Inducible costimulatory molecule deficiency induced imbalance of Treg and Th17/Th2 delays rejection reaction in mice undergoing allogeneic tracheal transplantation.

Objective: This study aimed to investigate the role of inducible costimulatory molecule (ICOS) pathway in the rejection reaction of mice undergoing allogeneic tracheal transplantation.
Methods: The bronchus was separated from wide-type (WT) BalB/c mice and transplanted into WT BalB/c mice, C57 mice and icos(-/-) mice to prepare the obliterative bronchiolitis (OB) animal model. The transplanted bronchus was pathologically examined; flow cytometry was done to detect the T cell subsets and activity of the bronchus and spleen of recipient mice.

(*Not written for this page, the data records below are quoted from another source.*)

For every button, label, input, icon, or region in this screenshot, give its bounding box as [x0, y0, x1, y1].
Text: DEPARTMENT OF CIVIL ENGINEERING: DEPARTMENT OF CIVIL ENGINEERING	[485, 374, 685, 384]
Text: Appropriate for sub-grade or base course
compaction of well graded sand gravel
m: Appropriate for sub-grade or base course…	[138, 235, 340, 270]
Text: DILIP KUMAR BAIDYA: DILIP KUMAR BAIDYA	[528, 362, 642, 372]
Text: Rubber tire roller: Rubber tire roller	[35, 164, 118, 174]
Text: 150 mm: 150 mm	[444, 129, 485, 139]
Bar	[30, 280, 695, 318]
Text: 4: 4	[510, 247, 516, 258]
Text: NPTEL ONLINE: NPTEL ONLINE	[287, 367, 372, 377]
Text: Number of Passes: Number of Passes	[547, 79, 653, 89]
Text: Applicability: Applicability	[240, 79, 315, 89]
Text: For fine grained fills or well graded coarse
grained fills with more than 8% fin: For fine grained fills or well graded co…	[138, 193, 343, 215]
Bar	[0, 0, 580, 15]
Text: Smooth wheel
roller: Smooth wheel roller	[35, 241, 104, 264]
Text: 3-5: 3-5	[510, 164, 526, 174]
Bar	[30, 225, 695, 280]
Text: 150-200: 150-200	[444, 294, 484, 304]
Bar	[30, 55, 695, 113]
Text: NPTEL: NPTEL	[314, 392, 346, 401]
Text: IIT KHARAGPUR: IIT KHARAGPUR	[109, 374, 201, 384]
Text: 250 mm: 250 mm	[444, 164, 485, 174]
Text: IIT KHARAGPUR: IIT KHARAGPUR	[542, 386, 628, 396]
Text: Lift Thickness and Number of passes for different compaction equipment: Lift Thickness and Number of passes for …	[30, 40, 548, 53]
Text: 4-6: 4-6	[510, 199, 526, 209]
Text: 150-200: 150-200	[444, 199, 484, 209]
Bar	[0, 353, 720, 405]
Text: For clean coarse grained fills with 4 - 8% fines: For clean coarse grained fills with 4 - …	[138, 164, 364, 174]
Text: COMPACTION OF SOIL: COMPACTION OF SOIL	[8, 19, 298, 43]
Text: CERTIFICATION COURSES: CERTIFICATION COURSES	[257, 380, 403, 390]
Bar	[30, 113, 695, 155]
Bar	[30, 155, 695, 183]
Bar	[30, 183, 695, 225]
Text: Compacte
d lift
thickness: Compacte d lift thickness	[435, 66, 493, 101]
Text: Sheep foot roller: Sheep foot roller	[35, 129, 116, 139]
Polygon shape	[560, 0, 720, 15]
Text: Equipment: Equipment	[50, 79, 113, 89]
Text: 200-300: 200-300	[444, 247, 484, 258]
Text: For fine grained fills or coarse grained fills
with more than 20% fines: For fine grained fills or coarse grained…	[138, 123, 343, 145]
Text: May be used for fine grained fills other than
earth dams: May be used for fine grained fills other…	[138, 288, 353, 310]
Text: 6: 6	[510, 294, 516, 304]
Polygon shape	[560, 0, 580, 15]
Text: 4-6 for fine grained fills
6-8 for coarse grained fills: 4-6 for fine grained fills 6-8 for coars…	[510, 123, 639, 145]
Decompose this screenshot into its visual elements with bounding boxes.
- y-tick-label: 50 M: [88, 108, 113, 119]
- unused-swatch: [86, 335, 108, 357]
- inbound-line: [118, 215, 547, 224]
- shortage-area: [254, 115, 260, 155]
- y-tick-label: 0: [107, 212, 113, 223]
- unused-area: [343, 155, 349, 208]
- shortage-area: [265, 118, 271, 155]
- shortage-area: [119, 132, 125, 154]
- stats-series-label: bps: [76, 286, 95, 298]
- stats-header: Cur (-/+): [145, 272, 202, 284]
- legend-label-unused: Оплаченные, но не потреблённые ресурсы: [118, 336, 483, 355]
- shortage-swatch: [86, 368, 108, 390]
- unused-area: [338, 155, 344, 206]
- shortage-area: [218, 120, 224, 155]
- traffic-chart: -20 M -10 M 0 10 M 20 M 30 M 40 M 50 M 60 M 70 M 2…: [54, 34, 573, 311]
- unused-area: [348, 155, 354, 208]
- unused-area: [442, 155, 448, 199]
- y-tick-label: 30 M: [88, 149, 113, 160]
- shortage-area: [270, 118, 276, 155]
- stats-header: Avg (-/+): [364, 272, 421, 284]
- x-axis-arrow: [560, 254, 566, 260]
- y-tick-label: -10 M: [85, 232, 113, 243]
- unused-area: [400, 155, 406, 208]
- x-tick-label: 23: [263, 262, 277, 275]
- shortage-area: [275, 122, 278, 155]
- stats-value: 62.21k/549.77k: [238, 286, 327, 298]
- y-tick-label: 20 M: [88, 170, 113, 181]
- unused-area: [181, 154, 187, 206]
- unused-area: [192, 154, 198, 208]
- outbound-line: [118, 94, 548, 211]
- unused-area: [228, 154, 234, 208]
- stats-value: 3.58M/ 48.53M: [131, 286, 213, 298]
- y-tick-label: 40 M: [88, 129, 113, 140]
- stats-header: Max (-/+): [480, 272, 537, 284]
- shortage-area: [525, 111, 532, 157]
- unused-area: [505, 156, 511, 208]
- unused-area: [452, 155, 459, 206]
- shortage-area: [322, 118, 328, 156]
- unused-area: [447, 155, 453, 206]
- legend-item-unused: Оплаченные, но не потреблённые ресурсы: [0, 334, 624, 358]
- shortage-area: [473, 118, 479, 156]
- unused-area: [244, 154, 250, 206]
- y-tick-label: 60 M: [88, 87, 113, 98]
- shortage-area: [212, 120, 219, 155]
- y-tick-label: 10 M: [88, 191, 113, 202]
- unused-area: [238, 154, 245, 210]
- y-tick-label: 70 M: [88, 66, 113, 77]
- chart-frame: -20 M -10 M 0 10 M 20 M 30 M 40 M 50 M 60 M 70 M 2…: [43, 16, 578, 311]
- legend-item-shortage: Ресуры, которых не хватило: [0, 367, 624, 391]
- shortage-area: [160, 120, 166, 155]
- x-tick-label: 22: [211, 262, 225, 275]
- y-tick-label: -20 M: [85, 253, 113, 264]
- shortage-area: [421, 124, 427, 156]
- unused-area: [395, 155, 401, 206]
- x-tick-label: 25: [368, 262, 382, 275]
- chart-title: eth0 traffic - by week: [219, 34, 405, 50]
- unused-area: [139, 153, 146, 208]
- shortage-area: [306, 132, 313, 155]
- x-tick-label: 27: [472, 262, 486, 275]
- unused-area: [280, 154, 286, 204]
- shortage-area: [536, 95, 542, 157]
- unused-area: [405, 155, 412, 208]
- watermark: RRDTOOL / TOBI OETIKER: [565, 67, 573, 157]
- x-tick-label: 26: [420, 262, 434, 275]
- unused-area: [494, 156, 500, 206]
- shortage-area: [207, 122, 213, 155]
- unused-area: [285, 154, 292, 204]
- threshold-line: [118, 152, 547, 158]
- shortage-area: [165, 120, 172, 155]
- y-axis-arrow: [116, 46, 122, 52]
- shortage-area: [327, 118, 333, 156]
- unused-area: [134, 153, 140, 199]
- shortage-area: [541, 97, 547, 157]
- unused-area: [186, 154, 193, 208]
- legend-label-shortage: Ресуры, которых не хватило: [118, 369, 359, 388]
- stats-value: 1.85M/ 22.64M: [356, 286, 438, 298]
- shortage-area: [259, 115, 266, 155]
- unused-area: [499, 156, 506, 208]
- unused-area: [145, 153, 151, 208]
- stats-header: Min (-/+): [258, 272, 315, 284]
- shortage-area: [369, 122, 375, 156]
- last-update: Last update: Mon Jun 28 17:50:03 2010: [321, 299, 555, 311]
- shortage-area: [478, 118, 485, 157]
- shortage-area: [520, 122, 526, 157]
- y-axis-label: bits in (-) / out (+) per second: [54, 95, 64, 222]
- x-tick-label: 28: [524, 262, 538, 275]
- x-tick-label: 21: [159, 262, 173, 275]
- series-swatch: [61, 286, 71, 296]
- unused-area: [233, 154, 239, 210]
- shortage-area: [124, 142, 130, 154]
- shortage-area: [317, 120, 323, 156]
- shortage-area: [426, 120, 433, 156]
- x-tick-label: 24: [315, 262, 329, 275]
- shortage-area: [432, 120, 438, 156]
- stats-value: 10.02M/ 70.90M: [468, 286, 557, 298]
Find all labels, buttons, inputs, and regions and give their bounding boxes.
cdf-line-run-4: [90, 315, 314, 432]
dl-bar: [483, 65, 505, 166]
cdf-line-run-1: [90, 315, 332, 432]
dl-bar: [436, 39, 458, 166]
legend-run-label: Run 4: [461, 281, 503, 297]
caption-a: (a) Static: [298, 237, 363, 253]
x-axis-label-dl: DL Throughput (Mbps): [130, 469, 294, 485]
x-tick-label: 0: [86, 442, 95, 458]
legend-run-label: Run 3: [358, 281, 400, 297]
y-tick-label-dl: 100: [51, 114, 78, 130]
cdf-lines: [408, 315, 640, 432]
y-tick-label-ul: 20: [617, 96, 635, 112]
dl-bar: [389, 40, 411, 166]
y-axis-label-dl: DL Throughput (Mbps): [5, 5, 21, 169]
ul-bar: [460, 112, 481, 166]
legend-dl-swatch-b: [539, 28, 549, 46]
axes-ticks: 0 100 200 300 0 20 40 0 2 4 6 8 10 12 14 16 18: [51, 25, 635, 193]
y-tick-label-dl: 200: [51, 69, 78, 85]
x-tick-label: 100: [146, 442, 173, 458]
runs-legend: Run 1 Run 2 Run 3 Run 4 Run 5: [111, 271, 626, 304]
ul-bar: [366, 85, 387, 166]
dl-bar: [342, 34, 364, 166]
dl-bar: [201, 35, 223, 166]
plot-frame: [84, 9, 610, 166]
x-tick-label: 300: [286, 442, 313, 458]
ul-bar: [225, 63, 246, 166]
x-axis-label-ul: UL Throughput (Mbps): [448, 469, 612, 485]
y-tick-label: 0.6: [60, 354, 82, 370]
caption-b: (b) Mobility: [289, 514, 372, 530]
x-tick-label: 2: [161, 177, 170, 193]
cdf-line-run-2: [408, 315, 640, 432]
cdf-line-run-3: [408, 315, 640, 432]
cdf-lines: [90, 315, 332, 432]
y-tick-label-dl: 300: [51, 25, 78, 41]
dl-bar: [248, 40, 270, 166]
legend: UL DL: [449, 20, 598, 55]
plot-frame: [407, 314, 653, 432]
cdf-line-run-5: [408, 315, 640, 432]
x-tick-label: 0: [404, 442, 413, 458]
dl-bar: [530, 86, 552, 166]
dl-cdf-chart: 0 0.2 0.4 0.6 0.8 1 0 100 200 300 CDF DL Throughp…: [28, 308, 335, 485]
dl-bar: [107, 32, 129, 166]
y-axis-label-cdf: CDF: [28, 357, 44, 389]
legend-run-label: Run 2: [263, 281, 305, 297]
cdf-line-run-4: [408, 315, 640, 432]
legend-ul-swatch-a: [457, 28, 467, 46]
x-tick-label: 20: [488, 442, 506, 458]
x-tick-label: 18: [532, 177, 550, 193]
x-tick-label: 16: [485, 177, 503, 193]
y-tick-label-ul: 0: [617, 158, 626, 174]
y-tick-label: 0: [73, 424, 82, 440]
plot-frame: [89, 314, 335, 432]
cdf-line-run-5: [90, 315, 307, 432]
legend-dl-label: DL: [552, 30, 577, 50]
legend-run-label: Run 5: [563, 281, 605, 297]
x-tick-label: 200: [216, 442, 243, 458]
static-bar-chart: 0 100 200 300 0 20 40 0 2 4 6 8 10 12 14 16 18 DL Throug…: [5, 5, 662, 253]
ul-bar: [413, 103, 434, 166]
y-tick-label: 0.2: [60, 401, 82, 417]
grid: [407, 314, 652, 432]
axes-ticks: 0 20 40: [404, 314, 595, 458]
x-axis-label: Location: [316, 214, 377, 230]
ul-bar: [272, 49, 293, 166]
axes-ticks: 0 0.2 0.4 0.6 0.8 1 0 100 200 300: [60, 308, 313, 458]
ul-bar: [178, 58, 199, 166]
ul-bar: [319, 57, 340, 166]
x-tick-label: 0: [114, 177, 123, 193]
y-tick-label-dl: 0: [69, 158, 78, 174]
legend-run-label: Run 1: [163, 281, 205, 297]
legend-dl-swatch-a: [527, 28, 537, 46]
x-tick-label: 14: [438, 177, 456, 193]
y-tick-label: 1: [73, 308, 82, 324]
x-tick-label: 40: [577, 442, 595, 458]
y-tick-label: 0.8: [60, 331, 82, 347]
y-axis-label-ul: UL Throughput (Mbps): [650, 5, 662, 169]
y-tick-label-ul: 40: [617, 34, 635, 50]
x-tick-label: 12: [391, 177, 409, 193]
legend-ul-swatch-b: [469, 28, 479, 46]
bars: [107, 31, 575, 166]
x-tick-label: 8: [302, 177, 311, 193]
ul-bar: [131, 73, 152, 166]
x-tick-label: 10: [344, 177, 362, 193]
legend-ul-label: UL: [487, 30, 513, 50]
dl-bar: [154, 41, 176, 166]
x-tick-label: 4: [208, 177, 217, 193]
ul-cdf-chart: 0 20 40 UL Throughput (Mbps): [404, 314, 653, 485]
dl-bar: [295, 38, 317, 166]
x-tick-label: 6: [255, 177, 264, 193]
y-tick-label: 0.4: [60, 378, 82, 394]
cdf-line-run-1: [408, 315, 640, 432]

Results: 21 d after transplantation, evident rejection reaction was observed and the proportion of Th2 and Th17 cells increased significantly in the bronchus and spleen in C57 mice receiving allogeneic tracheal transplantation when compared with mice with autologous transplantation, but the proportion of Treg cells was comparable between them. When compared with WT BalB/c mice, the proportion of Th2, Th17 and Treg cells reduced markedly and rejection reaction was attenuated in icos(-/-) mice receiving tracheal transplantation, although rejection reaction was still noted.
Conclusion: icos knockout may delay the rejection reaction after tracheal transplantation, which might be ascribed to the imbalance among Th2, Th17 and Treg cells.